Conclusion: Between those who received the plasma in the first four published scientific studies and those who did not, there was only one insignificant statistical difference in mortality of seven percent. When evaluating the information from 10,722 patients with or without plasma treatment, the difference was two percent. There was also no effect with any of the other criteria for the course of Covid 19 disease, as Perrine Janiaud and her co-authors found.

Means from tropical medicine

The ancient parasite / worming agent Ivermectin is also currently under discussion. It has been used in tropical medicine for decades. It is particularly beneficial in reducing river blindness in Africa. In 2015 the discoverers were honored with the Nobel Prize for Medicine.

A possible effect of the substance against SARS-CoV-2 was already derived from laboratory tests in April last year.
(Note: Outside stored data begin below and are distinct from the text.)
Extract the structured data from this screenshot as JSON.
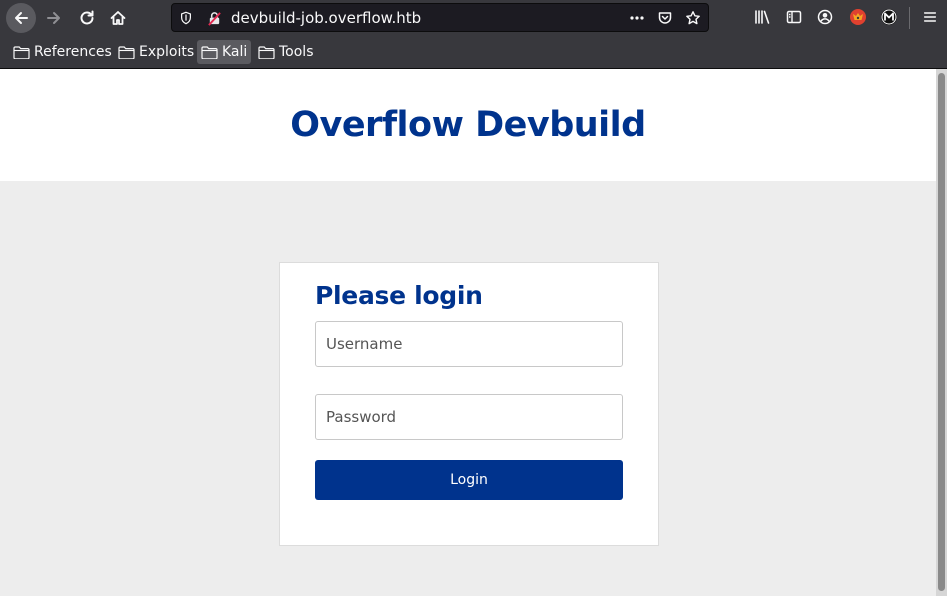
{
  "browser": {
    "url": "devbuild-job.overflow.htb",
    "bookmarks": [
      {
        "label": "References",
        "active": false
      },
      {
        "label": "Exploits",
        "active": false
      },
      {
        "label": "Kali",
        "active": true
      },
      {
        "label": "Tools",
        "active": false
      }
    ],
    "icons": [
      "back-icon",
      "forward-icon",
      "reload-icon",
      "home-icon",
      "shield-icon",
      "insecure-lock-icon",
      "more-icon",
      "pocket-icon",
      "star-icon",
      "library-icon",
      "sidebar-icon",
      "account-icon",
      "foxyproxy-icon",
      "extension-m-icon",
      "menu-icon"
    ]
  },
  "page": {
    "site_title": "Overflow Devbuild",
    "login": {
      "heading": "Please login",
      "username_placeholder": "Username",
      "password_placeholder": "Password",
      "button_label": "Login"
    }
  },
  "colors": {
    "brand": "#00338d",
    "chrome": "#38383d",
    "urlbar": "#1c1b22",
    "page_bg": "#ededed"
  }
}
Since then, a heated discussion has raged from study to study as to whether or not such an effect has also been proven or can be proven beyond doubt in placebo-controlled studies.

A randomized and placebo-controlled study from Colombia with 400 Covid-19 patients (JAMA Network) showed the use of 300 micrograms ivermectin per kilogram of body weight daily for five days no significant effect. A disappearance of the symptoms of the disease within three weeks, with 82 percent taking ivermectin and 79 percent taking placebo, meant no significant difference.

Since this publication, the discussion about ivermectin has intensified again. It has been listed as a possible treatment option by the US Institutes of Health (NIH), albeit with the limitation of insufficient data for a final assessment. A meta-analysis of studies with the substance carried out by British scientists produced weak to moderate evidence of a positive effect in Covid-19 patients. But further scientific studies with hopefully convincing results are still pending.